Relieving Balance Sheet Pressure
Much of regional banking’s recent volatility can be traced to CRE lending concentrations. First Foundation’s $3.4B in multifamily exposure, paired with industry stress across the sector, made reducing risk non-negotiable. CEO Scott Kavanaugh highlighted in 2024 that the move to reclassify multifamily loans for sale represented “an important next step” to stabilize the company. FirstSun’s accelerated timeline reflects both inherited exposure and ongoing regulatory attention to banks’ CRE books. This is part of a broader trend: regional lenders continue offloading legacy real estate loans, particularly those tied to multifamily and office, to institutional buyers. Brookfield, already a significant player in global multifamily, steps in here as a counterparty with appetite for stabilized, performing CRE debt.
Why It Matters
Shedding nearly $900M in multifamily loans gives FirstSun more flexibility as it integrates First Foundation assets. The strategic value cuts two ways. First, Sunflower avoids outsized risk from legacy multifamily exposure. Regional banks also face tighter CRE concentration scrutiny, per the FDIC’s 2025 annual report. Second, the deal shows progress on a $3.4B loan downsizing plan launched at merger close. FirstSun said on its Q1 2026 call that it had already cut $1B. This Brookfield deal now advances its remaining de-risking efforts. The sale also lands alongside another multifamily capital shift, as a major residential REIT changed hands for $3.4B.

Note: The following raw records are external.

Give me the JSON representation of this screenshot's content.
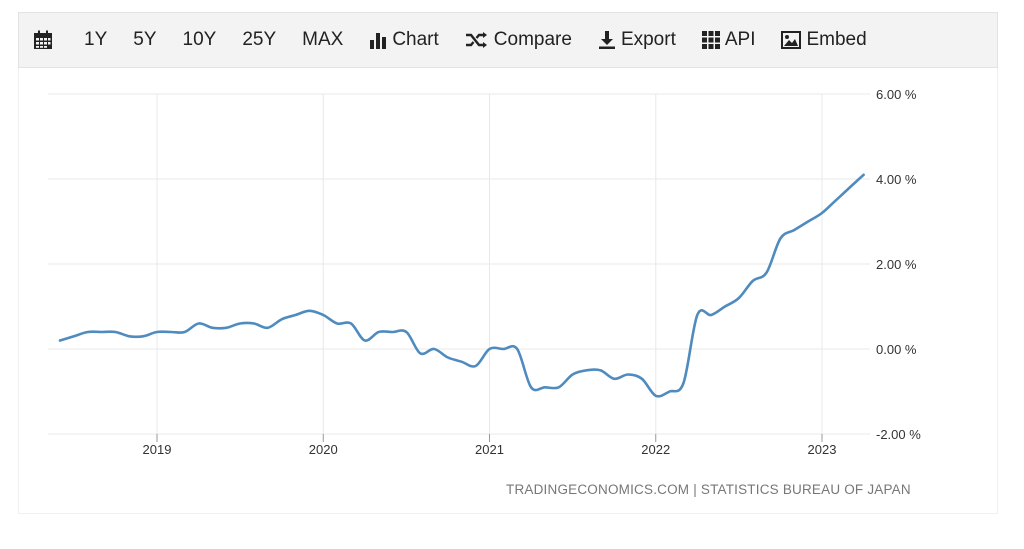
{
  "toolbar": {
    "calendar_icon": "calendar-icon",
    "ranges": [
      "1Y",
      "5Y",
      "10Y",
      "25Y",
      "MAX"
    ],
    "chart_label": "Chart",
    "compare_label": "Compare",
    "export_label": "Export",
    "api_label": "API",
    "embed_label": "Embed"
  },
  "source_text": "TRADINGECONOMICS.COM | STATISTICS BUREAU OF JAPAN",
  "colors": {
    "line": "#4f8bbf",
    "grid": "#e8e8e8",
    "toolbar_bg": "#f3f3f3"
  },
  "chart_data": {
    "type": "line",
    "title": "",
    "xlabel": "",
    "ylabel": "",
    "x_ticks": [
      "2019",
      "2020",
      "2021",
      "2022",
      "2023"
    ],
    "y_ticks": [
      "6.00 %",
      "4.00 %",
      "2.00 %",
      "0.00 %",
      "-2.00 %"
    ],
    "ylim": [
      -2,
      6
    ],
    "grid": true,
    "series": [
      {
        "values": [
          {
            "x": "2018-06",
            "y": 0.2
          },
          {
            "x": "2018-07",
            "y": 0.3
          },
          {
            "x": "2018-08",
            "y": 0.4
          },
          {
            "x": "2018-09",
            "y": 0.4
          },
          {
            "x": "2018-10",
            "y": 0.4
          },
          {
            "x": "2018-11",
            "y": 0.3
          },
          {
            "x": "2018-12",
            "y": 0.3
          },
          {
            "x": "2019-01",
            "y": 0.4
          },
          {
            "x": "2019-02",
            "y": 0.4
          },
          {
            "x": "2019-03",
            "y": 0.4
          },
          {
            "x": "2019-04",
            "y": 0.6
          },
          {
            "x": "2019-05",
            "y": 0.5
          },
          {
            "x": "2019-06",
            "y": 0.5
          },
          {
            "x": "2019-07",
            "y": 0.6
          },
          {
            "x": "2019-08",
            "y": 0.6
          },
          {
            "x": "2019-09",
            "y": 0.5
          },
          {
            "x": "2019-10",
            "y": 0.7
          },
          {
            "x": "2019-11",
            "y": 0.8
          },
          {
            "x": "2019-12",
            "y": 0.9
          },
          {
            "x": "2020-01",
            "y": 0.8
          },
          {
            "x": "2020-02",
            "y": 0.6
          },
          {
            "x": "2020-03",
            "y": 0.6
          },
          {
            "x": "2020-04",
            "y": 0.2
          },
          {
            "x": "2020-05",
            "y": 0.4
          },
          {
            "x": "2020-06",
            "y": 0.4
          },
          {
            "x": "2020-07",
            "y": 0.4
          },
          {
            "x": "2020-08",
            "y": -0.1
          },
          {
            "x": "2020-09",
            "y": 0.0
          },
          {
            "x": "2020-10",
            "y": -0.2
          },
          {
            "x": "2020-11",
            "y": -0.3
          },
          {
            "x": "2020-12",
            "y": -0.4
          },
          {
            "x": "2021-01",
            "y": 0.0
          },
          {
            "x": "2021-02",
            "y": 0.0
          },
          {
            "x": "2021-03",
            "y": 0.0
          },
          {
            "x": "2021-04",
            "y": -0.9
          },
          {
            "x": "2021-05",
            "y": -0.9
          },
          {
            "x": "2021-06",
            "y": -0.9
          },
          {
            "x": "2021-07",
            "y": -0.6
          },
          {
            "x": "2021-08",
            "y": -0.5
          },
          {
            "x": "2021-09",
            "y": -0.5
          },
          {
            "x": "2021-10",
            "y": -0.7
          },
          {
            "x": "2021-11",
            "y": -0.6
          },
          {
            "x": "2021-12",
            "y": -0.7
          },
          {
            "x": "2022-01",
            "y": -1.1
          },
          {
            "x": "2022-02",
            "y": -1.0
          },
          {
            "x": "2022-03",
            "y": -0.8
          },
          {
            "x": "2022-04",
            "y": 0.8
          },
          {
            "x": "2022-05",
            "y": 0.8
          },
          {
            "x": "2022-06",
            "y": 1.0
          },
          {
            "x": "2022-07",
            "y": 1.2
          },
          {
            "x": "2022-08",
            "y": 1.6
          },
          {
            "x": "2022-09",
            "y": 1.8
          },
          {
            "x": "2022-10",
            "y": 2.6
          },
          {
            "x": "2022-11",
            "y": 2.8
          },
          {
            "x": "2022-12",
            "y": 3.0
          },
          {
            "x": "2023-01",
            "y": 3.2
          },
          {
            "x": "2023-02",
            "y": 3.5
          },
          {
            "x": "2023-03",
            "y": 3.8
          },
          {
            "x": "2023-04",
            "y": 4.1
          }
        ]
      }
    ]
  }
}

The broader market read: institutional allocators, flush with dry powder and chasing yield, continue to step up where regional banks seek to trim real estate risk. Brookfield’s move signals ongoing demand for seasoned, performing multifamily debt, which may help stabilize property liquidity for the sector. Meanwhile, banks under stress see advantages in clean asset sales versus piecemeal runoff, with CFO Rob Cafera calling this sale “a significant milestone” for balance sheet repositioning.
What’s Next
FirstSun Capital Bancorp plans to keep unloading the remaining $1.3B in targeted non-core CRE assets. CEO Neal Arnold outlined that path in the bank’s Q1 2026 earnings remarks. The company aims to finish its $2.3B loan downsizing program by the end of Q2 2026.
Market observers will watch for more bulk loan sales. They will also track whether Brookfield or other institutions expand their multifamily credit appetite. FirstSun reported annualized loan growth above 16% and a 4.25% NIM in Q1. Those metrics give the bank a stronger base after this transition. However, management still wants better profitability and lower concentration risk. Until the multifamily wind-down ends, more asset sales remain likely under its aggressive de-risking plan.